The TAG should be alert to architectural issues that may arise in supporting the mobile web.
- RSS and Atom are growing in importance. To some degree they represent appropriate applications of
the Web Architecture, but like SOAP, they start to move into the space of standards such as multipart
MIME that are already widely used (I.e. both RSS and mutipart are being used as containers for multiple substreams). Maybe or maybe not these developments require attention from the TAG.
- Growing the Web Beyond Browsing and Information Sharing
Initiatives like the Semantic Web and Web Services bring capabilities that the Web has never had
before. Sem Web in particular represents a very large investment for W3C, and we should indeed devote
TAG resources to helping it "reach its potential". I'm inclined to suggest that we consider the Semantic Web in particular at two levels:
- The Semantic Web employs existing Web constructs such as URIs, sometimes HTTP, etc. I think our fundamental focus should be on ensuring that these core mechansisms of the Web are indeed usable in the Semantic Web. httpRange-14 is thus a key question, because it forces us to clarify our underlying story on URIs to the point where they become usable for the semantic web.
- We could also invest in writing up architectures for the Semantic Web itself: how to use OWL, RDF, etc. In this area, I'd want to consider (a) is the technology sufficiently stable and widely deployed that now is the time to freeze such an architecture and (b) to what extent are we the right ones to do it, and to what extent should that come out of the Semantic Web Activity (with us consulting)?
In the case of Web Services, we should at minimum continue to ensure that the Recommendations are designed to appropriately integrate with the Web.
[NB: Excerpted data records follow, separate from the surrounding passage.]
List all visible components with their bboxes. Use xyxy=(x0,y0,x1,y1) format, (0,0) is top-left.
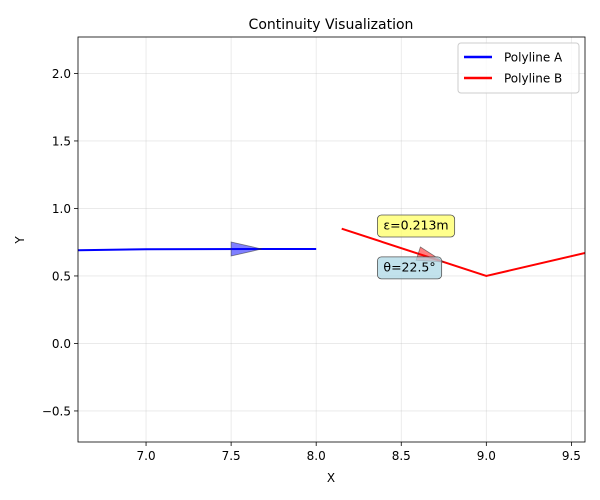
plot-area xyxy=(77,36,586,443)
angle-annotation-text: θ=22.5° xyxy=(383,259,435,274)
legend-label-a: Polyline A xyxy=(504,51,563,65)
y-axis-label: Y xyxy=(13,236,27,245)
x-tick-label: 9.5 xyxy=(562,449,581,463)
series-line-a xyxy=(78,247,317,252)
direction-arrow-a xyxy=(230,241,262,257)
chart-title: Continuity Visualization xyxy=(249,17,414,33)
x-tick-label: 7.0 xyxy=(137,449,156,463)
x-tick-label: 8.5 xyxy=(392,449,411,463)
x-tick-label: 7.5 xyxy=(222,449,241,463)
angle-annotation-box xyxy=(377,256,443,280)
y-tick-label: −0.5 xyxy=(42,404,71,418)
x-axis-label: X xyxy=(327,471,335,485)
gap-annotation-box xyxy=(377,214,456,238)
series-line-b xyxy=(341,227,585,277)
y-tick-label: 1.0 xyxy=(52,202,71,216)
legend: Polyline A Polyline B xyxy=(457,42,580,94)
gap-annotation: ε=0.213m xyxy=(377,214,456,238)
legend-frame xyxy=(457,42,580,94)
y-tick-label: 0.0 xyxy=(52,337,71,351)
legend-label-b: Polyline B xyxy=(504,72,562,86)
angle-annotation: θ=22.5° xyxy=(377,256,443,280)
x-tick-label: 8.0 xyxy=(307,449,326,463)
y-tick-label: 0.5 xyxy=(52,269,71,283)
annotation-layer: ε=0.213m θ=22.5° xyxy=(377,214,456,280)
x-tick-label: 9.0 xyxy=(477,449,496,463)
tick-layer: 7.0 7.5 8.0 8.5 9.0 9.5 −0.5 0.0 0.5 1.0 1.5 2.0 xyxy=(42,67,581,463)
y-tick-label: 2.0 xyxy=(52,67,71,81)
y-tick-label: 1.5 xyxy=(52,134,71,148)
gap-annotation-text: ε=0.213m xyxy=(383,218,448,233)
series-layer xyxy=(78,227,585,277)
grid xyxy=(78,37,585,442)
Maybe or maybe not we should go further and dive more deeply into WSA architecture; as with Semantic Web, I'd be inclined to leave that to the pertinent "Activity", with us providing guidance. As Tim notes, the development of such an architecture has been tried at least once in the Web Services area.
Summary
Those are some of the ideas I've been kicking around. The big theme is: figure out what's going to be important to make the Web successful over 5 to 10 years, then let the form and content of our publications follow from that.